A couple of months ago, I wore a new pair of athletic shoes that I had only worn once. I had bought them to go on a float trip the week before that, and they were now dry and ready to wear again in public.
I had been wearing them for a couple of hours, and most of that time I was sitting down. But once I got up and started to walk around more, I noticed that there was something annoying stabbing me in the middle of my left foot. I sat down in an empty room and removed my shoe to see what the culprit might be.
The most irregular small rock I had ever seen had somehow worked it’s way to a tender spot on my foot and stayed there. I had to take off the shoe and remove it myself. It wasn’t going anywhere otherwise, and the annoyance would have turned into pain. I threw it in the trash.
Shoes are made to protect our feet. But when something invades the shoe and gets between that barrier and the foot, pain results and must be removed for the health and comfort of the foot.
Why am I stating the obvious? I’m glad you asked!
It’s hard for us to reach adulthood without having someone invade our happy young souls (not soles) with sharp, hurtful words and actions. We begin putting up barriers so that these things will not happen, but when we allow the sharp words and the mean attitudes to fester under the surface, it causes us to continue in emotional pain. We may be able to move on for a while, but there will always be someone who will come along and say or do something that dredges that sharp thing up from the depths again and reopens the wound that has been made.
Many of us think that forgiving the person who hurt us means that we are saying that what they said or did is okay. But that’s not it at all! Rather, forgiveness is affirming that the sharp thing does not belong inside our souls to continue to hurt us. It is affirming that the sharp thing is bad for us. It is removing the barrier just long enough to get that thing out of there and throw it in the trash where it belongs.
Do we have to forget about it, then?
There is a certain part of remembering that needs to happen just to help us be cautious and not put ourselves in situations where we will be hurt again.
However, the memory of our hurts may well recur in a way that invites us to reintroduce the sharp rock into our soul and let it fester again.
It is at those times that we must purposely reject those memories.
I read recently that Clara Barton, who founded the American Red Cross, was reminded by a friend about something hurtful that someone had done to her in the past. She responded, “I distinctly remember forgetting that.” http://pawprints.kashalinka.com/anecdotes/clara-barton
This is exactly what we need to do, too. When that hurtful, sharp memory tries to invade our souls again, we must reject that thought. Personally, I say to myself, “I choose to forgive.” I also pray in that moment if the memory is particularly sharp, and yield the thought to God, asking His help in the process of forgiveness, even praying that the Lord will bless that person with the knowledge of Him and bring them to repentance.
Something new that I’ve been trying is helping, as well.
I noticed something that I had missed in Ephesians 4:32, even though I’ve read it and meditated on it many times before.

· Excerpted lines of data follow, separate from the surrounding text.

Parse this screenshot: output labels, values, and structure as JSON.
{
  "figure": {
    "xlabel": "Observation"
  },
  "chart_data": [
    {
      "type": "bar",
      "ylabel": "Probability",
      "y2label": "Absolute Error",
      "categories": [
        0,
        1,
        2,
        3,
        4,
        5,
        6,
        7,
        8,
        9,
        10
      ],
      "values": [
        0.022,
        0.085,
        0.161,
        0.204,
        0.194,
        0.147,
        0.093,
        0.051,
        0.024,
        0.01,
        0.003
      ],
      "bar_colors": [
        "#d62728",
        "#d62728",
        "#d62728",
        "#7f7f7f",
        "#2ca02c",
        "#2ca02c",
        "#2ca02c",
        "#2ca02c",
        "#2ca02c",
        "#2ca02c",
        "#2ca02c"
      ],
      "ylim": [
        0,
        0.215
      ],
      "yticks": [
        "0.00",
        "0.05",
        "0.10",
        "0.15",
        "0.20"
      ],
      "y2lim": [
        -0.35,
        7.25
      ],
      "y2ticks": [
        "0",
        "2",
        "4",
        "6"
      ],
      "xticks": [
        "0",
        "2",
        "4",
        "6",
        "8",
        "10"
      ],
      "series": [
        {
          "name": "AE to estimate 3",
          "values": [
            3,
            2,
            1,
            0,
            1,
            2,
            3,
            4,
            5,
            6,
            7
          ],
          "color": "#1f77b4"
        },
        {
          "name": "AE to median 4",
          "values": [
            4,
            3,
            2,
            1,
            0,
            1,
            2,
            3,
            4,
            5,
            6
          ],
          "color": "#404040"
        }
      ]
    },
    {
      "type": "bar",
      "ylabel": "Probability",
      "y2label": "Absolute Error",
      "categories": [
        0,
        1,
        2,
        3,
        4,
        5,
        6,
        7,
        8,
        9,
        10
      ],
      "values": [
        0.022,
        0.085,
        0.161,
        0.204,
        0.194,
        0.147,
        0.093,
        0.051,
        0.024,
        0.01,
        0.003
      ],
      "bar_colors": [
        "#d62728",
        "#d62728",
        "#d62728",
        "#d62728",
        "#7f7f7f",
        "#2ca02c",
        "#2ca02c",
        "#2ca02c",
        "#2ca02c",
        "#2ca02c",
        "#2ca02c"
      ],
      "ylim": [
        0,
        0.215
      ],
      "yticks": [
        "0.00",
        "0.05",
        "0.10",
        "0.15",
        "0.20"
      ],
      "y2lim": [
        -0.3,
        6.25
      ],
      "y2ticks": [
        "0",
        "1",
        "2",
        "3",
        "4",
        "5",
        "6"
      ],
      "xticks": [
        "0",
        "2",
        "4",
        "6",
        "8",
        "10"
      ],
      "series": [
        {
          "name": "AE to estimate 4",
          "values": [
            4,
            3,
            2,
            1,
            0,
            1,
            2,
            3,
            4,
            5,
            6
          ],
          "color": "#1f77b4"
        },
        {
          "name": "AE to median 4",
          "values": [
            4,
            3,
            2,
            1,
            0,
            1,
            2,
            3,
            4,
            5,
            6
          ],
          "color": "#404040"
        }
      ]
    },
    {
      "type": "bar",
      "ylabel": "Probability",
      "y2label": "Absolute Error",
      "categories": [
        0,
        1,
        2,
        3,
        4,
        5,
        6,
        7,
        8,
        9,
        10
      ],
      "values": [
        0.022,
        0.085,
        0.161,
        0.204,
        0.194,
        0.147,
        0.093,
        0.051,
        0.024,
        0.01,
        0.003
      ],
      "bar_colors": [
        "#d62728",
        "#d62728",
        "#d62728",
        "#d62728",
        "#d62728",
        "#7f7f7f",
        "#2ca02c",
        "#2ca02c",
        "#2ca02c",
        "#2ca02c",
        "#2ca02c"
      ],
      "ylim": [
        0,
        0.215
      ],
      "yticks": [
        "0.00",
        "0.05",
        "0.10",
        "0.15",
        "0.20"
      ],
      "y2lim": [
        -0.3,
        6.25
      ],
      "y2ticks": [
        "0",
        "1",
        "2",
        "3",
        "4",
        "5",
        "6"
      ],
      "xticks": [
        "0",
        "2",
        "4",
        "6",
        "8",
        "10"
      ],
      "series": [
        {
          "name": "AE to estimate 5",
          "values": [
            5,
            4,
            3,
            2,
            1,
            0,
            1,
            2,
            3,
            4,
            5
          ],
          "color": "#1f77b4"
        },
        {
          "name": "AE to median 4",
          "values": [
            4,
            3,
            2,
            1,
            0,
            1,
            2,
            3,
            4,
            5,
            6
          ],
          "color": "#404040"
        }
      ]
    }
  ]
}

“Be kind to one another, compassionate, forgiving each other, just as God in Christ also has forgiven you.“ NASB
Somehow, in the past, I split that verse in two. I read it as though there were two different commands for two different groups of people; I thought (without realizing it) that I was to be kind and compassionate to everyone except the ones who had hurt me. I only had to forgive them. Of course, I knew that if I was ever face to face with them, I would be expected to be kind. But it never occurred to me that maybe planning acts of kindness toward them, asking God to show me ways to be kind to them, or praying kind prayers for those whom I need to stay away from, might be in order.
I’ve found since I started practicing that, that joy has invaded my heart and helps keep the negative thoughts and feelings at bay. Imagine that! Here some of us thought (though we may not admit it) that God was trying to force something unpleasant on us when He told us to forgive, but all along He wanted to bless us with joy and freedom!
Today, I’m thankful for shoes that protect my feet.
I’m thankful that I don’t have to keep a rock in my shoe if it happens to invade that tender spot between my foot and the sole.
I’m thankful that I don’t have to keep sharp and hurtful thoughts around in the tender spot of my soul, either.
I’m thankful for new insights to God’s written word.
And I’m thankful for the joy that God gives when we truly forgive and seek ways to have kind and compassionate thoughts toward those who have hurt us.
What about you? Have you ever experienced the pain of having a rock or some other foreign object in your shoe? Can you relate to this illustration? What works for you to get the painful sharp memories out of your soul and keep them out?